Dramatic Fed Action Keeps Investors Focused on Support Measures
Last week, the Federal Reserve announced muscular new aid programs and augmentations to other facilities to support the US economy during the depression-level contraction of business activity mandated by pandemic containment. Ahead of a scheduled online webinar by Chair Powell last Thursday, the Fed unveiled a large array of new programs, which total up to $2.3 trillion. Specifically, they include liquidity support for the ongoing Payroll Protection Program, a new Municipal Liquidity Facility that will offer up to $500 billion in lending to states and municipalities, augmentation of three existing credit facilities aimed at increasing credit to households and businesses, and expansion of the type of collateral they will accept through the Term Asset-backed Loan Facility. Furthermore, the Secondary Market Corporate Credit Facility will lend, on a recourse basis, to a special purpose vehicle (SPV) that will purchase corporate debt issued by eligible issuers, including individual corporate bonds as well as High Yield ETFs. Also, the details of the Fed’s $600 billion Main Street Business Lending Program show that the loans will be targeted toward businesses with up to 10K employees and less than $2.5 billion in revenues for 2019, while principal and interest payments will be deferred for a year. The Main Street loans will be a minimum of $1 mil and a maximum of either $25 million or an amount that “when added to the Eligible Borrower’s existing outstanding and committed but undrawn debt, does not exceed four times the Eligible Borrower’s 2019 earnings before interest, taxes, depreciation, and amortization,” whichever is less. Rates will be equal to the Fed’s Secure Overnight Financing Rate, currently 0.01%, plus 250-400 basis points with a four-year maturity. A special-purpose vehicle that Fed created jointly with the Treasury Department will purchase 95% of the loan while the financing institution would hold the other 5%.
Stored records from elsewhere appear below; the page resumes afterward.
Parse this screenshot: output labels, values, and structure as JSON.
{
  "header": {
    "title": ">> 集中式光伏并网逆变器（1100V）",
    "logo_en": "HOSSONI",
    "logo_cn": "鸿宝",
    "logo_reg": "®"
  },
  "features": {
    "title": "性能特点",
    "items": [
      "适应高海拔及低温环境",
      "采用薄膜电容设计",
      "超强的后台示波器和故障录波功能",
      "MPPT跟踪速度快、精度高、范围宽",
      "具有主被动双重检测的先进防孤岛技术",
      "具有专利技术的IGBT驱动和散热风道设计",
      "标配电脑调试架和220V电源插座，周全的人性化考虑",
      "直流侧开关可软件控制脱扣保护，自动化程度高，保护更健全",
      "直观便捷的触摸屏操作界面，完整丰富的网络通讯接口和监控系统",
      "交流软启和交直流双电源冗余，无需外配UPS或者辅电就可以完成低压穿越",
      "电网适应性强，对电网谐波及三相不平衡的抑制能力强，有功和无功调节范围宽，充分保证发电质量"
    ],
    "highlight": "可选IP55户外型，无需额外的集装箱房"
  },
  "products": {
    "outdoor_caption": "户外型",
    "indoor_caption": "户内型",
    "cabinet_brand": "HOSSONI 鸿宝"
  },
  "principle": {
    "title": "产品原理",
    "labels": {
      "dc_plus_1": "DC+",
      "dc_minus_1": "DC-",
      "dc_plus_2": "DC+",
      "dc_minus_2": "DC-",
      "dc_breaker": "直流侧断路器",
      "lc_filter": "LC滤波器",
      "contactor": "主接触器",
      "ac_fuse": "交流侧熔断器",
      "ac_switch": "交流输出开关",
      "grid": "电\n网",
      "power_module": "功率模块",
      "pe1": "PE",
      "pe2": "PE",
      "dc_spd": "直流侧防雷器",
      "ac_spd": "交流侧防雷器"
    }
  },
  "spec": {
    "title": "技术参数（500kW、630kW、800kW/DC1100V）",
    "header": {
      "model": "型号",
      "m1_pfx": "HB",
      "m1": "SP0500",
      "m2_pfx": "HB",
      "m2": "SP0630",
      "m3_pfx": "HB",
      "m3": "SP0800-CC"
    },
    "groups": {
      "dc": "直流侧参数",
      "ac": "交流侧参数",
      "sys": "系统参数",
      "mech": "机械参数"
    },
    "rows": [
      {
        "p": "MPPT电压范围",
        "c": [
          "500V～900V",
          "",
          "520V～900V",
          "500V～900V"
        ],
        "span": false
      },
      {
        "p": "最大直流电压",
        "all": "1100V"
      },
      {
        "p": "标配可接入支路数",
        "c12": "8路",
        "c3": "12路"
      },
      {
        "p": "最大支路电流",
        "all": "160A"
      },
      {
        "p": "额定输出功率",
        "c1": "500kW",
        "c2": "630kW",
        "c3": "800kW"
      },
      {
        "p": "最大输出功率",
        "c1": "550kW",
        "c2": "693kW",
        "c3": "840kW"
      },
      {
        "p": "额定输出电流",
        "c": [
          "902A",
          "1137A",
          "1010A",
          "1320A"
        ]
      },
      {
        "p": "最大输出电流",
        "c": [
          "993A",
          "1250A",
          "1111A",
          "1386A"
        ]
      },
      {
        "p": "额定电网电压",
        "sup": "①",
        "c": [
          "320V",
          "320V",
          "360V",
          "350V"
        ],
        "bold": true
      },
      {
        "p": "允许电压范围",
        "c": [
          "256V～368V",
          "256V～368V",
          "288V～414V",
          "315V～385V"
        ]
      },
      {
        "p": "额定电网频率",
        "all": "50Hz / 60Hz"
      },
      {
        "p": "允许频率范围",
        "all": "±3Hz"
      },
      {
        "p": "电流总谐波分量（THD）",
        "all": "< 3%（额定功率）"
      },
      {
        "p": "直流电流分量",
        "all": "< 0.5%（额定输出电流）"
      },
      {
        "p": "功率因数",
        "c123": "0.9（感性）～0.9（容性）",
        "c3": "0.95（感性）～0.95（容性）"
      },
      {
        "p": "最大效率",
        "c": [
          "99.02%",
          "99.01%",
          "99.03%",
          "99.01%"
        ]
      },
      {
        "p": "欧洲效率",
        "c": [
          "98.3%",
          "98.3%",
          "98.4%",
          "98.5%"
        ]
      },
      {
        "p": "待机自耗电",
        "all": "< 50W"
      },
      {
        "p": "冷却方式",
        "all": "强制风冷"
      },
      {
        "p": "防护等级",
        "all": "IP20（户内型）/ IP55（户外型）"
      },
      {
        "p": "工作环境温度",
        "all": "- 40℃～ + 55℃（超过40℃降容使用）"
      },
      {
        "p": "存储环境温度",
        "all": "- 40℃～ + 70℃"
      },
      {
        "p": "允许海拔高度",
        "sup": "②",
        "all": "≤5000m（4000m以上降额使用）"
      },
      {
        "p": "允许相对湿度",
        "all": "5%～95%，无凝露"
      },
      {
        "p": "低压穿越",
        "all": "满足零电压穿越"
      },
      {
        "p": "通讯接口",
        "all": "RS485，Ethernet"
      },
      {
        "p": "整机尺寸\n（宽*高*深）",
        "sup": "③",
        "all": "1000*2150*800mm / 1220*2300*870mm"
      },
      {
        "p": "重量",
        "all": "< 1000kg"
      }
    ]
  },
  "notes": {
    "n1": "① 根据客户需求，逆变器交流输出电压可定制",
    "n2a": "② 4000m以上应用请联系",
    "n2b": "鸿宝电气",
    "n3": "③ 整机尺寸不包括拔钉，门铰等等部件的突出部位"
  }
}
Oil Steadies as Price War Ends and Further Output Cuts Begin
Brent crude is hovering at its highest level in nearly a month after OPEC, Russia, and other major oil producers agreed to historic production curbs over the weekend, but some analysts still forecast continued oversupply. After revisiting nearly two-decade lows in late March, international benchmark Brent crude and US benchmark WTI prices have climbed $9 per barrel and $3 per barrel, respectively, to $31.48 and $22.76, in a choppy uptrend over the past week as traders have weighed production cuts versus crashing demand. After Thursday’s virtual meeting, OPEC, Russia, and other major producers (collectively known as OPEC+) cut a deal to reduce supply by 9.7 million barrels per day over the next two months, with Russia and Saudi agreeing to match each other’s reduced production levels. Mexico held out but eventually agreed to a more modest supply cut than their peers. Saudi also hosted talks with G-20 energy ministers over the weekend, which resulted in the US, Brazil, and Canada acknowledging output declines, though these are characterized as distinct from OPEC’s voluntary reductions. Still, analysts question whether even these large production cuts can balance the dramatically oversupplied oil market, which has seen demand collapse amid the coronavirus pandemic.
Additional Themes
Investors Brace for Earnings Reports – First quarter corporate earnings reporting season kicks off tomorrow in earnest with some major banks and corporate bellwethers reporting, including JPMorgan, Wells Fargo, Johnson & Johnson, and Fastenal. Analysts anticipate choppy figures and high uncertainty regarding managements’ outlook for coming quarters. As with economic data, the outlook for a rebound will likely be more impactful of stock prices than the depths of the second quarter trough.
Week Ahead – Initial jobless claims data for the week ending April 11 will be in the spotlight on Thursday after the prior week registered another grim tally of 6.6 million more filings, bringing the total reported in the last three weeks close to 17 million. US industrial production and retail sales data for March will also be in focus, along with first quarter Chinese GDP.